We interrogated our full CDS data set for loci that have been implicated in aspects of sensory perception of sound, including those that have been linked to deafness and/or ear development. For this we searched annotation databases hosted on the gene ontology (GO) site DAVID (http://david.abcc.ncifcrf.gov; ref. 40) and cross-referenced all of our CDSs with the terms ‘hearing’ or ‘deafness’. Using this approach, 23 ‘hearing loci’ were identified: TYR, SLC4A11, NECAP1, COCH, JAG1, HOXA1, GTF3C2, PROX1, GGA3, MKKS, SLC44A2, ITM2B, EDNRB, FBXO11, PI4KB, DISP1, ERCC3, HESX1, FZD6, BDNF, NF2, OPA1 and DFNB59. We refer to this set of genes as ‘hearing’.

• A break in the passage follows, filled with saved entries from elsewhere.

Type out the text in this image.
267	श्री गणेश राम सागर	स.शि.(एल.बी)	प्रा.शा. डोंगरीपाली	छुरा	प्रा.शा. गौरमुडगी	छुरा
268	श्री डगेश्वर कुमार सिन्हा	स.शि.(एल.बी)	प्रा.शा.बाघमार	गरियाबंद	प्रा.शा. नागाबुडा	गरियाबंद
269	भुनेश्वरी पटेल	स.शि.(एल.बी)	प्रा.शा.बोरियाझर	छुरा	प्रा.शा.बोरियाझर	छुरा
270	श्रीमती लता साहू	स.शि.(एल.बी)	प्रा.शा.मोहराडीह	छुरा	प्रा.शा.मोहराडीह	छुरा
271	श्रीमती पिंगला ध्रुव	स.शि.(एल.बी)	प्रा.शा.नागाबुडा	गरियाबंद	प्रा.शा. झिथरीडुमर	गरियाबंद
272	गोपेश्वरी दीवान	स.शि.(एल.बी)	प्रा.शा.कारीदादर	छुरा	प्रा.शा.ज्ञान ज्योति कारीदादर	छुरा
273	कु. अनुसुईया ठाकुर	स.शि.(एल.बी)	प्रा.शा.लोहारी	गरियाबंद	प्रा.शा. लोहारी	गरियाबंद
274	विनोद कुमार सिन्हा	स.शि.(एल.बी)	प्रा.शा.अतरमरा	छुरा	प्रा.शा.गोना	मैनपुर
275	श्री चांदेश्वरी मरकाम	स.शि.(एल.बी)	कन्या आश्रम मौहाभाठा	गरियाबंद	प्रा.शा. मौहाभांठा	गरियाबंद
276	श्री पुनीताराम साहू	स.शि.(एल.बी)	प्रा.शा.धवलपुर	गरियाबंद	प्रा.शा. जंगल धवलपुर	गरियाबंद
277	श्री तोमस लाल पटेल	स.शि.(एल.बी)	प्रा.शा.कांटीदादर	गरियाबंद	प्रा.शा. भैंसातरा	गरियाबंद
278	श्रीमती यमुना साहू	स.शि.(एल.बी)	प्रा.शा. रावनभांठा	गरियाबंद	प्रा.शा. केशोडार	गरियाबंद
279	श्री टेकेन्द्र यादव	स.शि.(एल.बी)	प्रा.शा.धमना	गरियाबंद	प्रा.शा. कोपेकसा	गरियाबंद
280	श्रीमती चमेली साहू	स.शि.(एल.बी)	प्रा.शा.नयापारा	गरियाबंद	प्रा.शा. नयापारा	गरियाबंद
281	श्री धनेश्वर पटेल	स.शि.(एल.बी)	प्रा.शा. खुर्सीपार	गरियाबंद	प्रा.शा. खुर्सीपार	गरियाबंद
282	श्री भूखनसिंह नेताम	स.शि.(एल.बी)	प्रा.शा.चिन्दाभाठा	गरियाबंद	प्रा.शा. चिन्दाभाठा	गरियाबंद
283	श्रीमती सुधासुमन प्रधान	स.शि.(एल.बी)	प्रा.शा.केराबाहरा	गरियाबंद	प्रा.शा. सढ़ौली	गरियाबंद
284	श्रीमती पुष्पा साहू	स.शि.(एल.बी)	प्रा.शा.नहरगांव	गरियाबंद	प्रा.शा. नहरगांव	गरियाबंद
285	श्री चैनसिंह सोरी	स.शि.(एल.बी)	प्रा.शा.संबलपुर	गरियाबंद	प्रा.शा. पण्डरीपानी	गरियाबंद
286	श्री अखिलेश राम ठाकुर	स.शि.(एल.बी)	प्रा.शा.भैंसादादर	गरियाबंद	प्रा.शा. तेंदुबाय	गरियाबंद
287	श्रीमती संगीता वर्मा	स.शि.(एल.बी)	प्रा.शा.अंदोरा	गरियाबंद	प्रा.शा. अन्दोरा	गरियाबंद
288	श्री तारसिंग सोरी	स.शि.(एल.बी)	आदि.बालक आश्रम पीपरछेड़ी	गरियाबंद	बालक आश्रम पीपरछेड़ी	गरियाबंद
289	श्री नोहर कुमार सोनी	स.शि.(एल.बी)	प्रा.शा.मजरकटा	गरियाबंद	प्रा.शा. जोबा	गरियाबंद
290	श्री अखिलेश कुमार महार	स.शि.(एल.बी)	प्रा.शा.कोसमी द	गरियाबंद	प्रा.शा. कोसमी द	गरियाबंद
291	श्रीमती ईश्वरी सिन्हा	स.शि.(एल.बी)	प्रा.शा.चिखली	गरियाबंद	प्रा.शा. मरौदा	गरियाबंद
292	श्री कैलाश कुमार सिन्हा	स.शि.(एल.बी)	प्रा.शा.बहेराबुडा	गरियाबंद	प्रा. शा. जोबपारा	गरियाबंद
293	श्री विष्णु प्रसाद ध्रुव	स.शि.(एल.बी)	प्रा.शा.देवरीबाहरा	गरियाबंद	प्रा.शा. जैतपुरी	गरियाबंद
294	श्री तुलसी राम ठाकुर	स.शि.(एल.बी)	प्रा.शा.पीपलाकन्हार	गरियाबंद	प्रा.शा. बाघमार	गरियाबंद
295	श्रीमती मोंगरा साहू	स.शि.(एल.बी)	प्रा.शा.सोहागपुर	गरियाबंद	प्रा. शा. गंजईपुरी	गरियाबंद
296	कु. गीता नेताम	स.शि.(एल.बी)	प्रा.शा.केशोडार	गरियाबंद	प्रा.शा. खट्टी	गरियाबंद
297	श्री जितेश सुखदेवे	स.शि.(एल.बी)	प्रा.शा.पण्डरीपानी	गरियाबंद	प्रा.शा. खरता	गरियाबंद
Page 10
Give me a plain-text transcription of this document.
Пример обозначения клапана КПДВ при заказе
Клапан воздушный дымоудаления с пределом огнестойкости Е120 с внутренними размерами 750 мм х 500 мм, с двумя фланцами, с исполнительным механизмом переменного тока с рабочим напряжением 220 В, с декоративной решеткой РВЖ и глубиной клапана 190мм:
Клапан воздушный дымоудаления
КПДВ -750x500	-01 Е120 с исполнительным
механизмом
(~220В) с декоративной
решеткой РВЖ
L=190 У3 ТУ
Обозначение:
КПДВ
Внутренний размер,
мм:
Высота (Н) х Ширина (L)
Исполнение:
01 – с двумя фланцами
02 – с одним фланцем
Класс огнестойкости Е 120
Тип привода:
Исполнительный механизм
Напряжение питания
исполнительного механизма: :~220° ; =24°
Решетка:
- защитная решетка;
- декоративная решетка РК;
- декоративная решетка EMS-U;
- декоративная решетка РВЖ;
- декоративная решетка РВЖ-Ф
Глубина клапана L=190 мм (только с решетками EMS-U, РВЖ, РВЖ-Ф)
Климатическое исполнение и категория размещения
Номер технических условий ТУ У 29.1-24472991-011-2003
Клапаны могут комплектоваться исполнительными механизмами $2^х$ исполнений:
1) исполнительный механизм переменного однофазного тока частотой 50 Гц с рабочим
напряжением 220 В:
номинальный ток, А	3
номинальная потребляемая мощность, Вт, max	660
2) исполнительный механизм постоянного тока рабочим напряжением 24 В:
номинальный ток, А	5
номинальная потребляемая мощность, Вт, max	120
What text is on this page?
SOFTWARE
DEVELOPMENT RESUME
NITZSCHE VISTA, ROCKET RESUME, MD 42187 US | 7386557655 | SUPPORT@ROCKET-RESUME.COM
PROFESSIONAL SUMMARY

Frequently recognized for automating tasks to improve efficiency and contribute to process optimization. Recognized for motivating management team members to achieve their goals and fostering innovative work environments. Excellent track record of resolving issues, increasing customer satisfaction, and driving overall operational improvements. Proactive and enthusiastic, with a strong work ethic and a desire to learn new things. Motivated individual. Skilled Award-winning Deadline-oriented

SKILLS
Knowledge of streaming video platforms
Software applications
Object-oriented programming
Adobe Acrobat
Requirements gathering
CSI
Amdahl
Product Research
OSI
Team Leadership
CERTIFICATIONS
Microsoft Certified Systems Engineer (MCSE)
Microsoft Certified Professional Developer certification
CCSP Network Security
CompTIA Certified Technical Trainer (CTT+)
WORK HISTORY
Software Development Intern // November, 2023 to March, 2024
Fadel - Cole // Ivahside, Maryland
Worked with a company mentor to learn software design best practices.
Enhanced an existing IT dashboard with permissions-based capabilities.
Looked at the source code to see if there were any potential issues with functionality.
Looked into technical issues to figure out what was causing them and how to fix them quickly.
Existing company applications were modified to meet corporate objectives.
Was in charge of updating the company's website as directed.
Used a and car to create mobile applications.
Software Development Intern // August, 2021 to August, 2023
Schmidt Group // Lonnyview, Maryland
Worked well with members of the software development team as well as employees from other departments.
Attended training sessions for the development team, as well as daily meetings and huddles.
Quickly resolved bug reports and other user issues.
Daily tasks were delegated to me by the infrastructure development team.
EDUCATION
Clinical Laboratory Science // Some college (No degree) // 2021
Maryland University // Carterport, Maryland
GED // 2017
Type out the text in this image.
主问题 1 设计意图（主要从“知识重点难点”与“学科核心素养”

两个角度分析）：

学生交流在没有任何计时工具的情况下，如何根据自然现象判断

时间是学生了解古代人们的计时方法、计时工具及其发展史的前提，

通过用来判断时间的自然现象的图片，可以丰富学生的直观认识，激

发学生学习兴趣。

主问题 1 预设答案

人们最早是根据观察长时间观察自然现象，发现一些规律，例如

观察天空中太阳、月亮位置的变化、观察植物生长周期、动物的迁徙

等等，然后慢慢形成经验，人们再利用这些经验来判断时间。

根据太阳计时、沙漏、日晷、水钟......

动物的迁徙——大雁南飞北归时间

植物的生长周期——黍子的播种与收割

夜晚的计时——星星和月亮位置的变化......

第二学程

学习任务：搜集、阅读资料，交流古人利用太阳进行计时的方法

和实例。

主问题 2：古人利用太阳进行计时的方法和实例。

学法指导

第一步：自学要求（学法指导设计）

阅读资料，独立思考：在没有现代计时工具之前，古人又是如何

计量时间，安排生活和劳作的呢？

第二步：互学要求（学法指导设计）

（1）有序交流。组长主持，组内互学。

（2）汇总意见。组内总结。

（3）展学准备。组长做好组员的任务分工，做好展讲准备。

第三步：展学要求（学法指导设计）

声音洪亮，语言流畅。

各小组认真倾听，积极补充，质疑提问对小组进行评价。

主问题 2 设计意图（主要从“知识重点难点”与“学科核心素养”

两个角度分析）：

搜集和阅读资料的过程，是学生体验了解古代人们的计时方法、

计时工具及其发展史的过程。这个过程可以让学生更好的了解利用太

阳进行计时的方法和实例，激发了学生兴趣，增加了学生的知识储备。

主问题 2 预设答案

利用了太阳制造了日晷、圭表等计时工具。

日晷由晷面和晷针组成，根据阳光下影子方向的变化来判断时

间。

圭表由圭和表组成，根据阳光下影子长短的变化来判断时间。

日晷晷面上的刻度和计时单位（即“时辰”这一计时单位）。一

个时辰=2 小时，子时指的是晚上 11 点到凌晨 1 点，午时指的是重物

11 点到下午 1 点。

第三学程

We repeated annotation searches of our full set of CDSs for associations with vision, this time using the keywords ‘vision’ or ‘blindness’. In total, 75 loci were classified: PAX6, MED24, JMJD6, ATP6AP1, MCM2, TRAF4, GPC4, CIC, RDH8, IMPG2, CAD, RPGRIP1, HPS4, RABGGTA, RP2, CLN5, RPGRIP1L, VPS18, RP1, FZR1, GLI3, UNC119, GLRB, MYF5, COPZ1, MCM3, TTK, HMGCR, NPHP3, PDC, RPE65, PRPF3, ELOVL4, TGIF2, TCTN3, TGFBI, OPN4, ECD, NEUROD4, BBS2, PAICS, APC, LAMC1, SKIL, PDCL, RABGGTB, IFT172, BBS4, INTS7, LGSN, ZEB1, PELO, SMARCA5, KIT, CNNM4, GJD2, CCT3, RHO, RFC4, SLC45A2, VPS39, CTNNB1, STAT3, ADRA1B, GPRC5C, SP3, PRPF8, PVRL3, RRH, BCOR, SIX6, DRD1, NHS, TOPORS and LCAT. We refer to this set of genes as ‘vision’.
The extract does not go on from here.